Linear Regression Review¶

Let $X$ be a set of observed data, aka, independent, or explanatory variables.
Let $Y$ be a set of dependent values that we may be able to predict.

Linear regression attempts to predict $Y$ by assuming it has a linear relationship to the explanatory variable(s).

\[Y = mX + b\]

Least Squares Method -> Finds the squared distance between all of the X values and the line of prediction. The "line of best fit" is the one that minimizes all of the Least Squares.
- Squaring the distances ensures all values are positive.
- Sum all of the squared distances yields the Sum of Squares.
Multiple Linear Regression is when there is one dependent variable with many independent variables. $$Y = X \beta + \epsilon $$

Here, $X$ is the matrix of features and $\beta$ has all parameters to be predicted for the line (slopes and y-intercepts for each dimension). $\epsilon$ is an error term, which introduces a probability that the model is not genuinely linear.
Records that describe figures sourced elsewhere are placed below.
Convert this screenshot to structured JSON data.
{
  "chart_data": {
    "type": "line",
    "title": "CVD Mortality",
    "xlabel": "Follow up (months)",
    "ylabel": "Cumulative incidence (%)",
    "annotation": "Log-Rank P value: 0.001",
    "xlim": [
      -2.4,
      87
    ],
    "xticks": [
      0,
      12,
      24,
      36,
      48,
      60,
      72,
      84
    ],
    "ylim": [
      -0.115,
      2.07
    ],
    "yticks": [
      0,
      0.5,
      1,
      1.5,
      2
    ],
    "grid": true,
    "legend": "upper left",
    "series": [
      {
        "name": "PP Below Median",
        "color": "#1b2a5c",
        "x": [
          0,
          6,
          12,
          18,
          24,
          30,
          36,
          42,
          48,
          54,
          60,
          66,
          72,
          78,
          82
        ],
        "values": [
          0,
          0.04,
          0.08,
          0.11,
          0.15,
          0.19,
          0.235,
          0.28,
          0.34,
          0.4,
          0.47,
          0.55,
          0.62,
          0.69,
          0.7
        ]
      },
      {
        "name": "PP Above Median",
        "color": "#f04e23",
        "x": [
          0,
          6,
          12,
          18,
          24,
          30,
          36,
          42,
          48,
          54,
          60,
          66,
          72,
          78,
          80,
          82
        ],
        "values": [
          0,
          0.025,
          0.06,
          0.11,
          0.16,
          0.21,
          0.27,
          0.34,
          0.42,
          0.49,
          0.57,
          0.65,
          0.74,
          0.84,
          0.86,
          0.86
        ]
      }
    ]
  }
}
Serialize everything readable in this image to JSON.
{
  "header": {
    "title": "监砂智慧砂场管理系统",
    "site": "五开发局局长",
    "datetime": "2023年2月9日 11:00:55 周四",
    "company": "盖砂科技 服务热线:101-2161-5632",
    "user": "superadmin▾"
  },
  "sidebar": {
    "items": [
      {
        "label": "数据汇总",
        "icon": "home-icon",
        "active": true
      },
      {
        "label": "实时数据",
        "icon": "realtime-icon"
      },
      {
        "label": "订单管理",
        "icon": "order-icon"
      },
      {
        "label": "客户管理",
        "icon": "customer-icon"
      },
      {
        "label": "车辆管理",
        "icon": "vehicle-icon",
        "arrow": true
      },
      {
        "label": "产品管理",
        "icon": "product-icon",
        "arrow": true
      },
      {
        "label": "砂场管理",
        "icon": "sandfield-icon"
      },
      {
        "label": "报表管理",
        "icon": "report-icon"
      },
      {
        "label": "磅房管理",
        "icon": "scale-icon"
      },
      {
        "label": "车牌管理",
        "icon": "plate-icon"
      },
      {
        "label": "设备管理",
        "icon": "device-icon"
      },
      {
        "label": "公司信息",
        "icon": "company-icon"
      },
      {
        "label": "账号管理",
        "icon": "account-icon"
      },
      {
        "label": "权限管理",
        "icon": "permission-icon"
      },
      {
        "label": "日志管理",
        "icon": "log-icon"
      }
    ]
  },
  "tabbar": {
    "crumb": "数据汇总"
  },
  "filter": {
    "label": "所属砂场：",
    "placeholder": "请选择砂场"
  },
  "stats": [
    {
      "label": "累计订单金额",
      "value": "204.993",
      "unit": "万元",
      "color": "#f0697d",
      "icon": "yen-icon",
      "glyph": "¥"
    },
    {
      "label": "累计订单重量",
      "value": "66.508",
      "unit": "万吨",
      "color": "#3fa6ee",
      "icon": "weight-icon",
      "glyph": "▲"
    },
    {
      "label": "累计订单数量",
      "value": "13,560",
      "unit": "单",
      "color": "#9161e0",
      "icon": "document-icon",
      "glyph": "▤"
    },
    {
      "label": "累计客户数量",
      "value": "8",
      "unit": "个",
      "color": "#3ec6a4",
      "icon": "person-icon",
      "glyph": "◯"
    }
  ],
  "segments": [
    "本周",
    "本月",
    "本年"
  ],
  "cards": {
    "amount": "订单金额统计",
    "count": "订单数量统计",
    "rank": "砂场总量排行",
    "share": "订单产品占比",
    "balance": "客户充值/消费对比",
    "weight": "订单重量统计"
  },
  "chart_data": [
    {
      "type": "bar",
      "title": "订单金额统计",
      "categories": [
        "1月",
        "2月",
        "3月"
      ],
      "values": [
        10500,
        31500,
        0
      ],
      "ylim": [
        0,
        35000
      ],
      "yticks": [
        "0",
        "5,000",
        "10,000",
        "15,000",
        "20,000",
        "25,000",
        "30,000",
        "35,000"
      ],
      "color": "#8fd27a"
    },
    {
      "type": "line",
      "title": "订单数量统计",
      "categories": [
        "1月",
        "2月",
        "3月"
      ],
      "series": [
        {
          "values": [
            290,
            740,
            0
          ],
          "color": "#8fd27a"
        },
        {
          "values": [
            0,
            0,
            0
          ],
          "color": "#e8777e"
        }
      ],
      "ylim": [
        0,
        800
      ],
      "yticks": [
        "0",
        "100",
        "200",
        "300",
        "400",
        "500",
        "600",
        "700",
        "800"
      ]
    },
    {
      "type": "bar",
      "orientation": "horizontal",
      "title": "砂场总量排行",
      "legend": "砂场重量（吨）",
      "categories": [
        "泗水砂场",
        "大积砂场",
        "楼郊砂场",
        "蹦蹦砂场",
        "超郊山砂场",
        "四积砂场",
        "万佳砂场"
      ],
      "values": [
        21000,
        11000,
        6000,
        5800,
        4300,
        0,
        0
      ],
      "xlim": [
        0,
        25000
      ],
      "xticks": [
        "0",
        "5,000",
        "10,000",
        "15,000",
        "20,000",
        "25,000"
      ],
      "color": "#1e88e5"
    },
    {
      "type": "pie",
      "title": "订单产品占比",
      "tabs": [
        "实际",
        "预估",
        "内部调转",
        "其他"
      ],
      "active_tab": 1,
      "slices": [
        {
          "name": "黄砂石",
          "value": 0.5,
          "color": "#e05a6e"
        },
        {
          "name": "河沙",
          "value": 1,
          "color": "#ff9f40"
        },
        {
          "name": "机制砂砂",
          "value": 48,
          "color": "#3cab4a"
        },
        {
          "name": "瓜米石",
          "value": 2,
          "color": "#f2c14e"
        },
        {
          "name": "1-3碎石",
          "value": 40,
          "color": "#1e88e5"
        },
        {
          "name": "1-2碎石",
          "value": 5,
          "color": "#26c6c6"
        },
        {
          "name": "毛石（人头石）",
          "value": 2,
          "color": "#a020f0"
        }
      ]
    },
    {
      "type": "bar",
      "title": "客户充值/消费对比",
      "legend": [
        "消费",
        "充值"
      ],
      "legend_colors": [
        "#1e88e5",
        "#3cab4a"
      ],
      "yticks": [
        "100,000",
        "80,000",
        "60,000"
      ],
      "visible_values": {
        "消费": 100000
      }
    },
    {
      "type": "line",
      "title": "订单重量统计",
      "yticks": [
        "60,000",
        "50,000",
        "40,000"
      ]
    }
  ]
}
Advantages & Disadvantages of Linear Regression¶

Advantages of Linear Regression:

The method can be fairly easy to intuit and implement.
The method is not very computationally expensive.
Has a lot of predictive power if the model (X vs. Y) can be explained by the shape of a line

Disadvantages of Linear Regression:

If the model (X vs. Y) cannot be explained by the shape of a line, Linear Regression performs poorly
Can be very sensitive to outliers

VectorAssembler¶

This is a Spark ML feature transformer that combines a given list of columns into a single vector column. It can be used to combine raw features and features generated by different feature transformers into a single feature vector for ML model training.

Multiple Linear Regression¶

When you have a mix of feature types in your data, (e.g., numerical with categorical), create features storing categorical and numerical variables separately.

Example:

# Find the data type of each column:
data.dtypes

[('Miscellaneous_Expenses', 'double'),
 ('Food_Innovation_Spend', 'double'),
 ('Advertising', 'double'),
 ('City', 'string'),
 ('Profit', 'double')]

Then, split the columns up. Here, list comprehensions are used with indexing to yield the correct distribution of data types.

categorical_cols = [item[0] for item in data.dtypes if item[1].startswith('string')]
print(categorical_cols)

numerical_cols = [item[0] for item in data.dtypes if item[1].startswith('int') | item[1].startswith('double')][:-1]
print(numerical_cols)

['City']
['Miscellaneous_Expenses', 'Food_Innovation_Spend', 'Advertising']